The Christian Peace Conference (CPC) was founded by a Czech, pro-Marxist theologian in the late 1950’s, though even he abandoned the CPC when it refused to criticize the 1968 Soviet invasion of Czechoslovakia. Based in Prague, it operated as part of the phalanx of various Soviet-front groups for churchmen, labor leaders, journalists, and peace activists. Operating in alliance with the Soviet-created World Peace Council (WPC) in Helsinki, the CPC faithfully defended communism and Soviet global initiatives, from the Soviet invasion of Afghanistan, to martial law in Poland, to demands for Western disarmament. The CPC and the WPC, with other facades, were under the authority of the International Department of the Communist Party of the Soviet Union. They received most of their funding from the Soviet Peace Fund, much of which was raised through the Russian Orthodox Church.
Apparently, the CPC no longer actively exists. It survived the implosion of the Soviet Union long enough to denounce the U.S. liberation of Kuwait from Saddam Hussein in 1991. And it never fully abandoned the Old Religion (Marxism, of course, not Christianity). As one CPC official wrote in 1990, "Nothing would be more damaging to the integrity of CPC than to abandon or denounce or deny, under the pressure of contemporary events, our abiding and radical commitment to a socialist vision of society."
Much of the ecumenical movement came to see socialism rather than free market democracy as the desirable alternative to military dictatorship in Latin America. Groups like the WCC actively supported Marxist liberation movement and even now refuse to criticize the Castro dictatorship, because it is "socialist." Those churches that abandoned traditional Gospel work in favor of leftist "social justice" have paid a price.
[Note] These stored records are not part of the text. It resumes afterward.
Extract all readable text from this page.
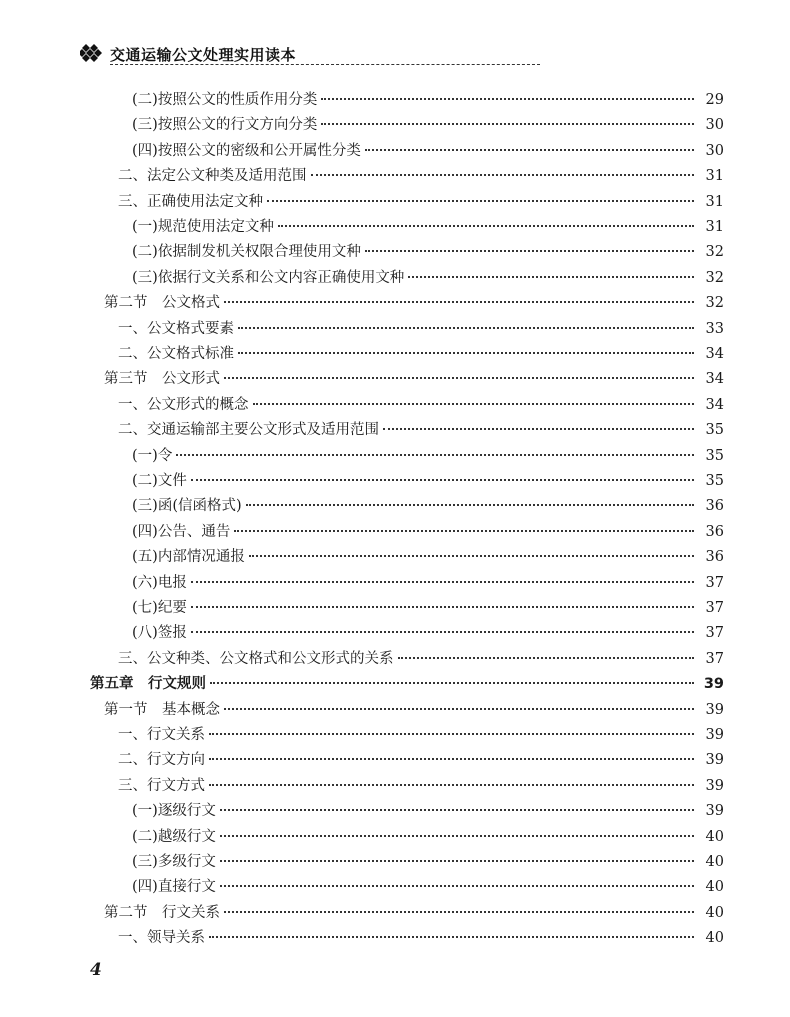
交通运输公文处理实用读本
(二)按照公文的性质作用分类	29
(三)按照公文的行文方向分类	30
(四)按照公文的密级和公开属性分类	30
二、法定公文种类及适用范围	31
三、正确使用法定文种	31
(一)规范使用法定文种	31
(二)依据制发机关权限合理使用文种	32
(三)依据行文关系和公文内容正确使用文种	32
第二节　公文格式	32
一、公文格式要素	33
二、公文格式标准	34
第三节　公文形式	34
一、公文形式的概念	34
二、交通运输部主要公文形式及适用范围	35
(一)令	35
(二)文件	35
(三)函(信函格式)	36
(四)公告、通告	36
(五)内部情况通报	36
(六)电报	37
(七)纪要	37
(八)签报	37
三、公文种类、公文格式和公文形式的关系	37
第五章　行文规则	39
第一节　基本概念	39
一、行文关系	39
二、行文方向	39
三、行文方式	39
(一)逐级行文	39
(二)越级行文	40
(三)多级行文	40
(四)直接行文	40
第二节　行文关系	40
一、领导关系	40
4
Denominations like Altman’s Lutherans hardly have a bright future in Latin America, where there are at least 40 million evangelicals, many if not most of them Pentecostal.
Meanwhile, Altmann’s leadership at the WCC will be predictable, based on his past performance. At the start of the U.S.-led overthrow of Saddam Hussein, he condemned the liberation of Iraq as possibly the greatest tragedy since World War II, evidently eclipsing even the Rwandan and Cambodian genocides, among others. After 9/11, Altmann joined an ecumenical conference in Washington, D.C., to denounce the U.S. military response and expressed hope that Americans might benefit from feeling "vulnerable."
This is also a good reminder for those readers who are Christian. All of the mainline protestant denominations began as true churches, preaching the gospel of salvation through faith in Jesus Christ. That almost all of them have fallen from this and now preach social action (and socialism) is proof of the old adage that any organization that does not specifically set out to be conservative will eventually become liberal.
This is also good for the Republican Party to keep in mind. Too many Republicans want the Party to be a “majority party” rather than a “conservative party”. They try to be all things to all people and wind up pleasing none.
What they need to remember is that if you survey a large number of random Americans on a broad range of issues, political, foreign policy, taxation, domestic affairs, that most Americans fall into the center-right category. That doesn’t mean that a majority of people won’t come down on the left on some issues, but the overall thrust of America’s thinking is to the right.
That means that as long as the Republican Party is a conservative party it will be a majority party.